Nobody wants a weaker yuan. We may still get one.

Thought of the day

by Chief Investment Office 20 Feb 2019

As high-level US-China trade talks resume in Washington today, negotiators appear to have reached a rare point of agreement. According to Bloomberg, the US and China have tentatively agreed to keep the value of the yuan stable as part of the framework for a broader trade deal. The report prompted a 0.5% gain for the yuan against the dollar, and the currency has now rallied 3.6% since the start of December. In effect, neither side wants to see a significant fall in the yuan, with Washington worried it would blunt the impact of its tariffs, and Beijing wary of adding to outflow pressure or FX instability.

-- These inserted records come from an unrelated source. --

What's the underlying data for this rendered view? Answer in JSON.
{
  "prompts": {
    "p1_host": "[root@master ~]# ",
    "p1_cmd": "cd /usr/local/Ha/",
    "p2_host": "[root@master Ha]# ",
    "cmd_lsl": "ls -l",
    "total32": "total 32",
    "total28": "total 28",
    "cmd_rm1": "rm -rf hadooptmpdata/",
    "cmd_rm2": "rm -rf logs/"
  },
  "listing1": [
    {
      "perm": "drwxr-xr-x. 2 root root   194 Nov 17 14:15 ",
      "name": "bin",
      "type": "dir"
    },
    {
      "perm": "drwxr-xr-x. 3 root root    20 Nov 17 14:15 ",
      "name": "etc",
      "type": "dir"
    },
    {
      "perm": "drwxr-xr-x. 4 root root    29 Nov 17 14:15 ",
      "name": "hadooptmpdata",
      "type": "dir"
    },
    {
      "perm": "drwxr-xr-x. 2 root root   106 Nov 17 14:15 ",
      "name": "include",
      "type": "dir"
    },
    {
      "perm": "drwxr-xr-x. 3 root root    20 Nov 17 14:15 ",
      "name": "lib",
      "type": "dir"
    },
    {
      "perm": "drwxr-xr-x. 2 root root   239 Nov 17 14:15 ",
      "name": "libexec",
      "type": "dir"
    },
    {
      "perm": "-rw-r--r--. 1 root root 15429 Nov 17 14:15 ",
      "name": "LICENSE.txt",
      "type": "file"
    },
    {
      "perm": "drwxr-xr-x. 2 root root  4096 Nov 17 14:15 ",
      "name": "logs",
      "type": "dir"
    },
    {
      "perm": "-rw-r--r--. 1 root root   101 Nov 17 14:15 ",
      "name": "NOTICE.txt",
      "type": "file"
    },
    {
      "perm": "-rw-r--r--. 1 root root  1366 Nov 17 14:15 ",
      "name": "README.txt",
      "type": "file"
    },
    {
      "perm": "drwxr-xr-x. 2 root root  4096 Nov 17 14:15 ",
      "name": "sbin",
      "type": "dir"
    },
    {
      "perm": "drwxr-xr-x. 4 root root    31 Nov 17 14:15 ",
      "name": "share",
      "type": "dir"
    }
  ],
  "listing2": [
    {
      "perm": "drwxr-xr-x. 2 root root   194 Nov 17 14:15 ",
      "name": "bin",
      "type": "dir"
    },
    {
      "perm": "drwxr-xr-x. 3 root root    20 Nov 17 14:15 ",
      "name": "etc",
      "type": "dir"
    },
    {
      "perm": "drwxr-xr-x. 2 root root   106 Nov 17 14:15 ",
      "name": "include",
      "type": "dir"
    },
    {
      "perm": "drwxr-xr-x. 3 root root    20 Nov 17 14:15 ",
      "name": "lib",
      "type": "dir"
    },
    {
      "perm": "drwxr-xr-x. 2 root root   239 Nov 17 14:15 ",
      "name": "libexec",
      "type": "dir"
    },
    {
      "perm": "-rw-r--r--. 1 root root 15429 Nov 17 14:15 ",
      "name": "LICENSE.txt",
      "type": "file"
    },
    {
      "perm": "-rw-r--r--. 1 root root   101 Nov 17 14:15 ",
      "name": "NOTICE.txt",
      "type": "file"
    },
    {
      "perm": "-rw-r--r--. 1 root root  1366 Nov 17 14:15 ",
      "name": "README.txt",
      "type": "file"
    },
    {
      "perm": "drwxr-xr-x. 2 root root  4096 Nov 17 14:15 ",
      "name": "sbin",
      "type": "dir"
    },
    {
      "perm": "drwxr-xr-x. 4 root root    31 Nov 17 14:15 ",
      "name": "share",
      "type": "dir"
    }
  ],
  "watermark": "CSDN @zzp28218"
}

While this news should offer near-term support for the yuan, we see several reasons why the currency could still weaken in the later stages of the year:

  • Macro headwinds: The Chinese economy continues to decelerate. January's PMI was again in contractionary territory, and retail sales dipped to a single-digit growth rate for the first time in a decade. We expect full-year GDP growth to slow to 6.1% this year from 6.6% last, and we recently downshifted our quarterly projections.
  • A vanishing current account: In 1Q18, China experienced its first quarterly current account deficit in almost 18 years. This pressure remains, with the trade surplus component likely to narrow again this year, especially in the event that China strikes a trade deal with the US.
  • No deal yet: News reports and official comments on US-China trade talks have turned positive, raising market expectations that a resolution is on the cards. This is likely already priced into FX markets. But we believe an extension to the tariff pause is likelier than a substantive and long-lasting deal as deep-seated structural differences remain over technology and industrial policy.In short, reports of a currency deal in US-China trade talks are in line with our expectations for a stable USDCNY exchange rate in the short term. Over a longer horizon, the yuan’s bias remains tilted to depreciation, and we are keeping our USDCNY target of 7.0 over six and 12 months. We continue to recommend that investors reduce their CNY long exposure and eliminate unnecessary currency risks.